Low-stakes self-checks (ungraded)

These are for your own practice — ungraded, with no submission.

  1. In one sentence each, state what the mean assumes and what the median assumes about a distribution, and say which one is dragged by the two long Standard waits near \(64\) and \(88\) minutes — and why.
  2. For Dataset W, the difference in medians is \(-6\) minutes and the difference in means is \(-7\) minutes. Explain in your own words why the median difference is the one you can defend under right skew, and name one situation where you might still genuinely want the mean difference.
  3. Recite the assumption ladder in order, and for any two adjacent rungs say what the lighter rung relaxes compared with the heavier one.
  4. A classmate writes, “I used a nonparametric test, so my analysis has no assumptions.” Identify what is wrong with the claim and rewrite it as a correct, honest sentence.
  5. For the household response times \(40, 45, 50, 55, 60, 70, 90, 130, 900\) ms, the mean is \(160\) ms and the median is \(60\) ms. Suppose the \(900\) ms value were instead \(9000\) ms.

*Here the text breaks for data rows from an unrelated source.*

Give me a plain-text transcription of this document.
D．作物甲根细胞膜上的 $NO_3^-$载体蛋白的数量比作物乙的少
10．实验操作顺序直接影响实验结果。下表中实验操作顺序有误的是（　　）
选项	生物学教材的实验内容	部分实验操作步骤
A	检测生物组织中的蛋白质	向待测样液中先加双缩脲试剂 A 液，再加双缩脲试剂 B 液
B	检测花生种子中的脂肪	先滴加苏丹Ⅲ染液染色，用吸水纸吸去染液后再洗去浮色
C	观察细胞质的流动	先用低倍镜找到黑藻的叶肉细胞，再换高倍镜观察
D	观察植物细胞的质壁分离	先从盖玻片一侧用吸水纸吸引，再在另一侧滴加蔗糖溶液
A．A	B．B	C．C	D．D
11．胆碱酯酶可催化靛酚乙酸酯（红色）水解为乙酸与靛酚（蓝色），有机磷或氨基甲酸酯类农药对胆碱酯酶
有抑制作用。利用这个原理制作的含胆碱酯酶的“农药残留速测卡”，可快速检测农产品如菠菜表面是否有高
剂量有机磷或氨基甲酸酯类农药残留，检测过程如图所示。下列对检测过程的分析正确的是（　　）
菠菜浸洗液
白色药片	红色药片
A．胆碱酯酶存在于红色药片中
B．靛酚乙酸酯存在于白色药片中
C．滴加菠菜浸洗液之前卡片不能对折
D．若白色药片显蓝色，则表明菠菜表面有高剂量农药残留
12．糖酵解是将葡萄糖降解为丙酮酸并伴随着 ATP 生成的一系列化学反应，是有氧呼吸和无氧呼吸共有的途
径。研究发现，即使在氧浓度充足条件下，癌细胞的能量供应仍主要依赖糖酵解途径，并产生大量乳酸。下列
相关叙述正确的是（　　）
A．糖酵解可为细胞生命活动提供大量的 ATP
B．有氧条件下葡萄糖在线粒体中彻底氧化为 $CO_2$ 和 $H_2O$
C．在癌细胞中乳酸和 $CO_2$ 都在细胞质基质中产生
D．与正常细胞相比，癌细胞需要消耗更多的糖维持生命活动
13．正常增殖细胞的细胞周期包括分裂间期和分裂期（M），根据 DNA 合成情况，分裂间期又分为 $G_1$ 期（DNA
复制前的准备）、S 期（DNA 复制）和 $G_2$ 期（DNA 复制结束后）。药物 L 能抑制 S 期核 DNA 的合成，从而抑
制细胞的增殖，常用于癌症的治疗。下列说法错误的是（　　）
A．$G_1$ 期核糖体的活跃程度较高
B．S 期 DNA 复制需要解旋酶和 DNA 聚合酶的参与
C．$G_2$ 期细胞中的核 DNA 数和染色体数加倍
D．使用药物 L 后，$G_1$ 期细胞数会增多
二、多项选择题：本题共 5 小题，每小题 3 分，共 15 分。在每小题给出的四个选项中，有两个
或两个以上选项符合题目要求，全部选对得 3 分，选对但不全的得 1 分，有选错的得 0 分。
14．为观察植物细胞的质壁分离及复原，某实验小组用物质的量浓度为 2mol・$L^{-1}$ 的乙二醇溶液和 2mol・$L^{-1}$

State, without recomputing exactly, what happens to the mean and what happens to the median, and connect each answer to the idea of a breakdown point.

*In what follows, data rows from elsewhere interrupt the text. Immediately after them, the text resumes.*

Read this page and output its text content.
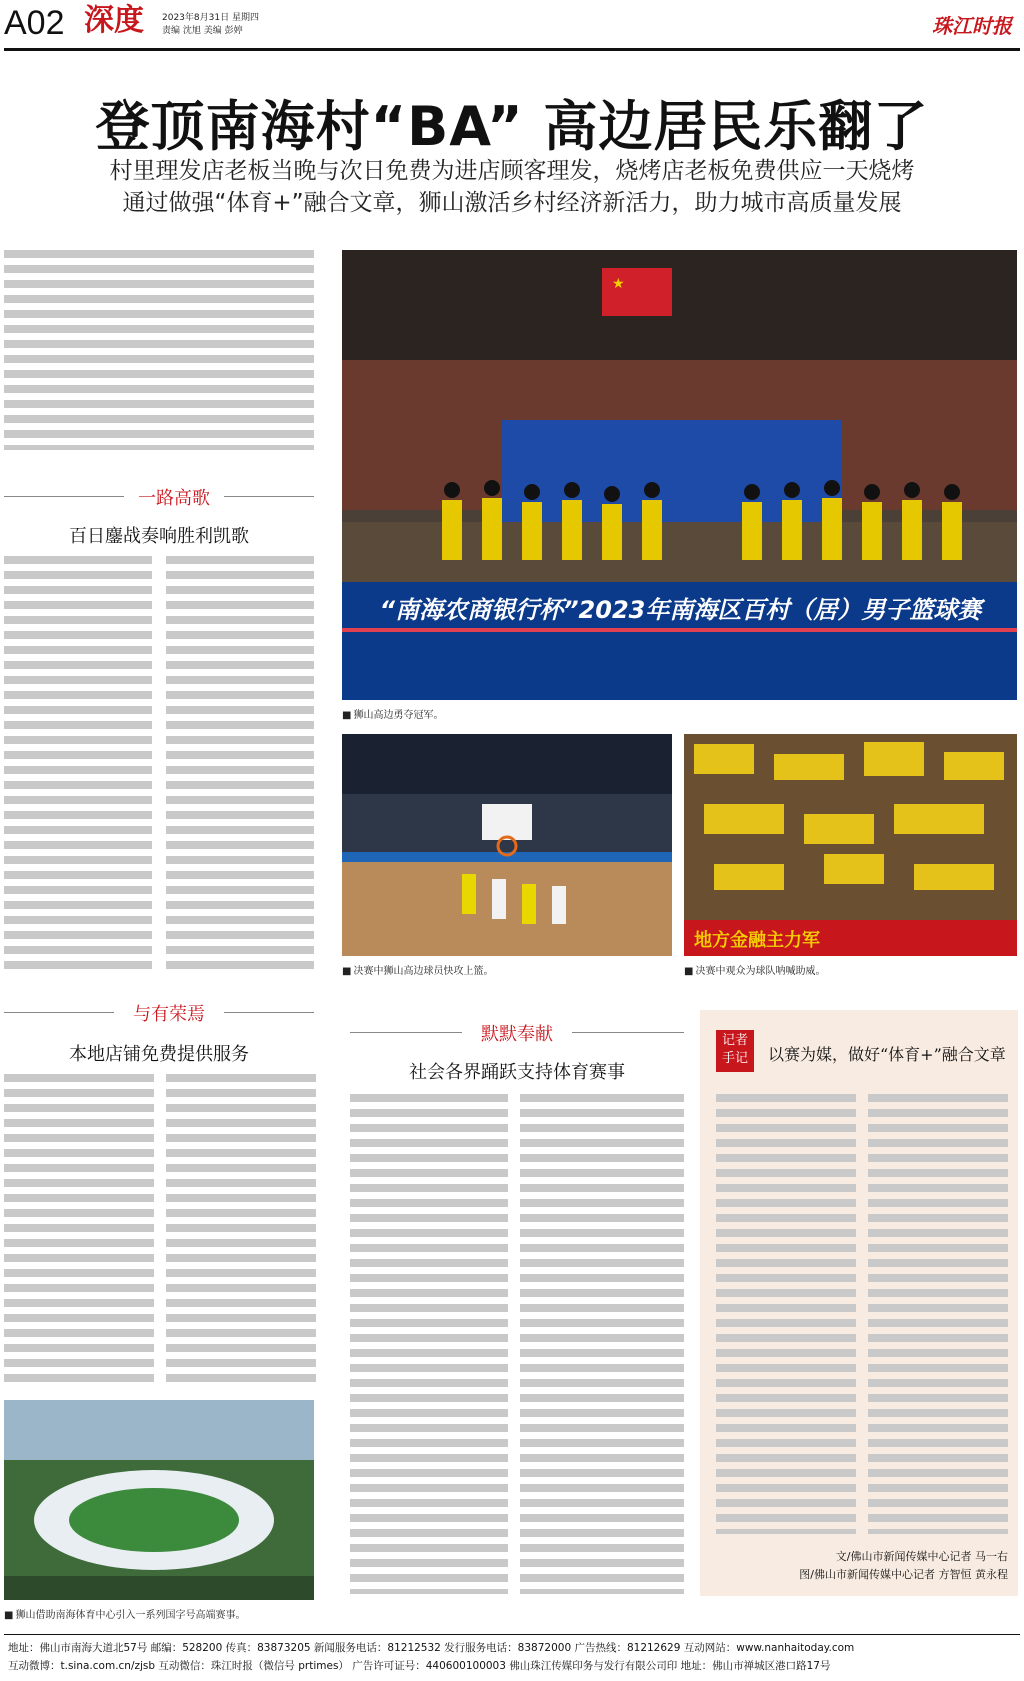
A02 深度 2023年8月31日 星期四
责编 沈旭 美编 彭婷	珠江时报
登顶南海村“BA” 高边居民乐翻了
村里理发店老板当晚与次日免费为进店顾客理发，烧烤店老板免费供应一天烧烤
通过做强“体育+”融合文章，狮山激活乡村经济新活力，助力城市高质量发展
一路高歌
百日鏖战奏响胜利凯歌
★
“南海农商银行杯”2023年南海区百村（居）男子篮球赛
■ 狮山高边勇夺冠军。
■ 决赛中狮山高边球员快攻上篮。
地方金融主力军
■ 决赛中观众为球队呐喊助威。
与有荣焉
本地店铺免费提供服务
■ 狮山借助南海体育中心引入一系列国字号高端赛事。
默默奉献
社会各界踊跃支持体育赛事
记者手记	以赛为媒，做好“体育+”融合文章
文/佛山市新闻传媒中心记者 马一右
图/佛山市新闻传媒中心记者 方智恒 黄永程
地址：佛山市南海大道北57号 邮编：528200 传真：83873205 新闻服务电话：81212532 发行服务电话：83872000 广告热线：81212629 互动网站：www.nanhaitoday.com
互动微博：t.sina.com.cn/zjsb 互动微信：珠江时报（微信号 prtimes） 广告许可证号：440600100003 佛山珠江传媒印务与发行有限公司印 地址：佛山市禅城区港口路17号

Reading and source pointer

This week is grounded in the instructor notes (the primary course materials) for the motivation of assumption-light methods and the assumption ladder, with the IMS (Çetinkaya-Rundel & Hardin) treatment of the shape of a distribution and when the mean misleads for the vocabulary of skew, center, and spread that lets you place each method on the ladder. These notes are the course’s own synthesis, grounded in but not copied from the sources. No prose, examples, exercises, figures, or solutions are reproduced from any source.

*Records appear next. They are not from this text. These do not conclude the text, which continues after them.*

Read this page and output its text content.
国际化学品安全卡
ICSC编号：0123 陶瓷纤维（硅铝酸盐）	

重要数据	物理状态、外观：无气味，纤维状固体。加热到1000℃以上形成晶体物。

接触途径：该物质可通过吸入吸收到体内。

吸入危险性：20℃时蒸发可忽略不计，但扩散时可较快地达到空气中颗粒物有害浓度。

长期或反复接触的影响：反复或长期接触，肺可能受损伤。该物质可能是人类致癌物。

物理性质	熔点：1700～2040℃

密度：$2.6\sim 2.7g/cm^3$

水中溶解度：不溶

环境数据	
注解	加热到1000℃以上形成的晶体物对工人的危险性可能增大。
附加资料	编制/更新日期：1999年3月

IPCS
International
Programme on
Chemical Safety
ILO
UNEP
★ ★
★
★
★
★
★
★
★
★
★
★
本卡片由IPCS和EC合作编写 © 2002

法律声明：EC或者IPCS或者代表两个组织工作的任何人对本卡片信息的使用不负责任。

Evidence and verification status

verified: false. The method logic and the assumption-ladder framing on this page are course- authored, but every numeric value here is drafted, synthetic, and not independently checked. The load-bearing synthetic numbers are: the Dataset W centers — Standard median \(= 18\) min, mean \(\approx 22\) min, with two long waits near \(64\) and \(88\) min, and Express median \(= 12\) min, mean \(\approx 15\) min — together with the resulting difference in medians \(= -6\) and difference in means \(= -7\) minutes, and the illustrative household response-time transfer (median \(60\) ms, mean \(160\) ms). All example data are synthetic with set.seed(45203). These worked numbers are provisional and not independently verified — treat them as targets to reproduce, not as confirmed reference values.

Public vs. graded

These notes, the examples, and the practice here are public and ungraded — study material only. No graded prompts, answer keys, rubrics, point values, or due dates appear on this site. Graded method checkpoints, weekly quizzes, homework and method reports, resampling and robustness labs, the midterm, the applied robust-methods project, and the final exam live in Blackboard (the LMS), which is authoritative for due dates, submissions, and grades. If this page and Blackboard ever disagree, follow Blackboard.

Looking ahead

Next week we stop treating the empirical distribution as a backdrop and make it the main object. We build the ECDF of the Riverside waits, read quantiles and order statistics off it, and turn the raw values into ranks — the machinery that the median quietly used this week, now made explicit. That is the second rung of the ladder: once you can describe a distribution entirely from the data, without assuming a shape, you have the foundation for the permutation tests, bootstrap, and rank methods that the rest of the course builds.